Gilead signed licensing agreements with generic manufacturers in India, Pakistan and Egypt to supply remdesivir to 127 mainly low- and middle-income countries.
But that license excludes more than 70 large middle-income countries, including Brazil, Mexico and China.
"That adds up to half the world's population," noted Peter Maybarduk, director of the access to medicines program at the advocacy group Public Citizen.
"If the U.S. government has bought up the supply, then I don't know where they'd get" the drug, he added.
It is not clear whether generic manufacturers can fill the needs in the other 127 countries. Only two Indian companies have begun producing the drug so far.
"I think it is safe to assume that two companies alone could not currently supply all of the demand," Jessica Burry, pharmacist for the Access Campaign at medical humanitarian group Doctors Without Borders, said in a statement to VOA.
"Gilead does not seem to have any plan to sufficiently supply low- and middle-income countries' markets during this interim period while generics are coming on board, either, as they seem more focused on high-income country markets where they can make more money," she added.
The drug will cost about $3,200 per treatment course in the United States, a price Maybarduk calls "offensive."
Indian generic manufacturer Cipla said it will charge around $66.
The Institute for Clinical and Economic Review, the drug pricing watchdog, said Gilead's price is "reasonable," provided the drug ultimately shows it can save lives.
Gilead donated the first 1.5 million doses worldwide. The United States received more than 900,000, according to health news website Stat.

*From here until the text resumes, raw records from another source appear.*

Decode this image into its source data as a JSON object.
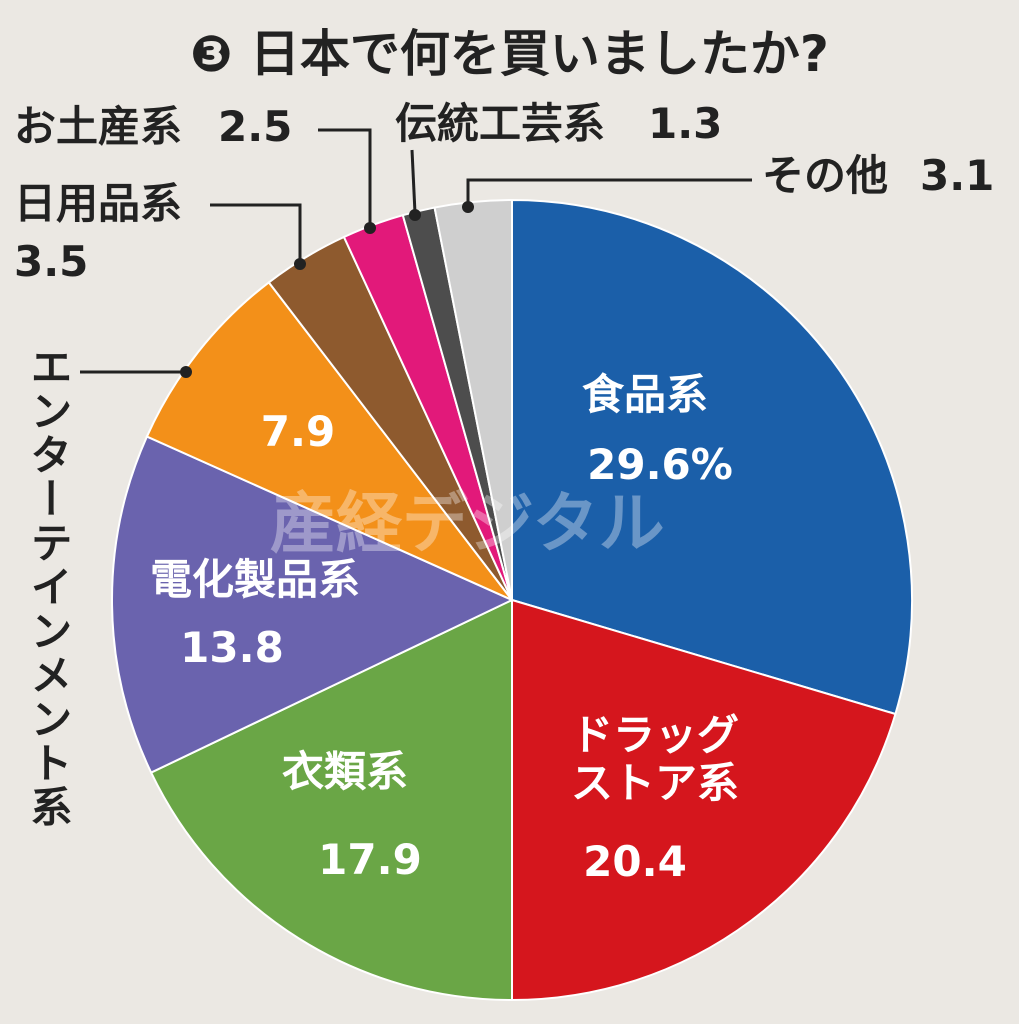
{
  "chart_data": {
    "type": "pie",
    "title": "❸ 日本で何を買いましたか?",
    "watermark": "産経デジタル",
    "categories": [
      "食品系",
      "ドラッグ\nストア系",
      "衣類系",
      "電化製品系",
      "エンターテインメント系",
      "日用品系",
      "お土産系",
      "伝統工芸系",
      "その他"
    ],
    "values": [
      29.6,
      20.4,
      17.9,
      13.8,
      7.9,
      3.5,
      2.5,
      1.3,
      3.1
    ],
    "value_labels": [
      "29.6%",
      "20.4",
      "17.9",
      "13.8",
      "7.9",
      "3.5",
      "2.5",
      "1.3",
      "3.1"
    ],
    "colors": [
      "#1b5fa9",
      "#d5161d",
      "#6aa646",
      "#6a63ae",
      "#f39019",
      "#8e5a2e",
      "#e2197a",
      "#4d4d4d",
      "#cfcfcf"
    ]
  }
}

"The U.S. was certainly at the front of the line for the donated remdesivir," said Brook Baker, professor of law at Northeastern University and a senior policy analyst for Health Global Access Project. "Now, we find out that the U.S. is wholly at the front of the line for all the additional half-million doses to be produced between now and basically the end of September."
"There's no way to explain this than to say, well, somehow between the U.S. government and Gilead, they have collusively agreed that for whatever reason, Americans come first," he added.
Gilead says it is ramping up production and aims to have 2 million treatment courses available by December, up from 190,000 at the end of June.
"We are doing everything we can to accelerate manufacturing timelines and quantities of remdesivir to meet the growing demand for emergency use of the medicine from around the world," the company said in a statement.
The company said it has "multiple manufacturing partners in North America, Europe and Asia" that are "capable of producing large volumes of remdesivir at the fastest pace feasible," but did not provide details or answer requests for comment.
The global pandemic so far has claimed more than 500,000 lives and infected more than 10 million people worldwide, according to data collected by Johns Hopkins University.
The World Health Organization and a number of public-private partnerships are aiming to make access to COVID-19 countermeasures equitable around the world.
The U.S. government has put billions of dollars into research and development of COVID-19 treatments, vaccines and diagnostics.
"Rich countries have more money to spend on research and development," Baker said. "Does that mean that only rich people get medicine? That's highly problematic in a moral, ethical sense."